Note: Feature requests are judged based on user experience and modeled on Go Experience Reports. These reports should focus on the problems: they should not focus on and need not propose solutions.
What you wanted to do
Store binary data.
Examples:
A pandas dataframe
A vector that represents a predication that was produced by an AI model
A file like a python module
What you actually did
Save a path to a binary file in an object store service.
Why that wasn’t great, with examples
This impacts on data management and the schema design.
To retrieve a data frame I need to do one API call to dgraph, getting the path of the file that stores it and then do another API call to the object-store.
This was thought of a few years ago, but it proved not necessarily useful and not so popular. If that ticket becomes popular, it is likely to be accepted.

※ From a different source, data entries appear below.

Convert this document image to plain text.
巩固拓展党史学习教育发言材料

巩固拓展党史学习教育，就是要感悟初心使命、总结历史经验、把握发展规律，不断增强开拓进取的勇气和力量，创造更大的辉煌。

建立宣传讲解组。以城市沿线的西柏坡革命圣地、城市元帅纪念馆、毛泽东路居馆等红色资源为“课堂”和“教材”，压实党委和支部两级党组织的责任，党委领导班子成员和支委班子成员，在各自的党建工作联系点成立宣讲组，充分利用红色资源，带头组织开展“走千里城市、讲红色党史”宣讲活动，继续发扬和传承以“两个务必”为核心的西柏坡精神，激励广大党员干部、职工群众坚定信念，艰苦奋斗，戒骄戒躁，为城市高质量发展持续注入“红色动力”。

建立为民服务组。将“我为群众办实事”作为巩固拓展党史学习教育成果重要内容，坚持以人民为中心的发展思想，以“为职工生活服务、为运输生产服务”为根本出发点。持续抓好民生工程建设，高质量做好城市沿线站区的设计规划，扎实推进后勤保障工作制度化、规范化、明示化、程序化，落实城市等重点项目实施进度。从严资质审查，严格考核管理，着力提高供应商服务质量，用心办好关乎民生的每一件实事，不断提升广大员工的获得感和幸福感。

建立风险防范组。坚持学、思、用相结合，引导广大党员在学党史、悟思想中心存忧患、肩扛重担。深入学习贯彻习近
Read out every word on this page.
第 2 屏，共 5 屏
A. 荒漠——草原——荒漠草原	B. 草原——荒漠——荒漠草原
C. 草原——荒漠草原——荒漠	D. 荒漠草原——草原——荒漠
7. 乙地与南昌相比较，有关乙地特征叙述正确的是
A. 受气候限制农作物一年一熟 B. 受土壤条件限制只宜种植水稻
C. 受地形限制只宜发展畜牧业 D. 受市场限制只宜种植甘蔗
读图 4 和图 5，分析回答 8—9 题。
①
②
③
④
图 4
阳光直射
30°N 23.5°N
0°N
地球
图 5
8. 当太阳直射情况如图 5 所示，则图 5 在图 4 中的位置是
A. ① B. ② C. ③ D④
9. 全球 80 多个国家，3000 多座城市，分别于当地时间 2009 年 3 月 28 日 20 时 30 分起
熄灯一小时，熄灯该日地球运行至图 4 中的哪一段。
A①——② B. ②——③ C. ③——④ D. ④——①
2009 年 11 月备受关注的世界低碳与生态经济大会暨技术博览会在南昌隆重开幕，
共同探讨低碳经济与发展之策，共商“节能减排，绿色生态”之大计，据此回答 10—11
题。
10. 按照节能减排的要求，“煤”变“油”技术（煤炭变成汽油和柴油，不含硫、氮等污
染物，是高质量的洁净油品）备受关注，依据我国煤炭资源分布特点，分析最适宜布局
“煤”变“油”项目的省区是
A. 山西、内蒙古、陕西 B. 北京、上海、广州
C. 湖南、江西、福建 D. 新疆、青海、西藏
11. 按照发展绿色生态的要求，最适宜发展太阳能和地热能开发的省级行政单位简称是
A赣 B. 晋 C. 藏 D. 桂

In general, you can send RAW bytes in text to a predicate. I don’t know if it would be valid to have a scalar type just for that, to have a scalar type just for Bytes you would need to have some functionality that strings cannot do. And what would be those?
I guess it is possible to save a bitmap under string predicate.
It is less efficient though and limited to string size so huge vectors like those who are produced by AI models probably won’t work.
Another use case are th AI models themseves. In general you can have neural network that gets data and feaures and produce a model which is usually a binary file.
Saving that model to a grpah db can help find connections beetwen data features and versions of the model.
At the moment I don’t have any other use cases for saving binary data in the db but once I’ll have I will write an update to this post.
Can you show a reference from other DB working with this case?
So, the binary is a product of the AI process? Maybe you could have a custom data model for that. For those binaries, you could do a hash of the binary and save on Dgraph as a reference for your AI application. The node with the hash would have the path to the binary in some bucket so your application could download it (Or access it, if it is locally). The hash would be a method to check the integrity of the binary.
In this case, you are talking about the AI model, right? I don’t know much about it, but by the minimum I know I think that Graph relations fits nicely.
Probably who worked with Binary and Blobs in SQL would be the ones to give some light on this.
wrt AI models… I previously build such models for a living (I still enjoy building them as a hobby). You can just ravel() your tensors and store the flat array of [float] in your type. So you would have a schema that looks like this:
My experience had shown that this wasn’t great, so I ended up just using Badger directly.
Also there’s the tricky bit where you don’t store your floats in float64 but use float32 or float16. In those cases the scalar types of dgraph are not much use, and additional processing needs to be done.
I read your answers and understand what to do.
Guess that the binary scalar won’t be necessary after all.
Probably the best thing is to store binary files under an object store and save the url to their location.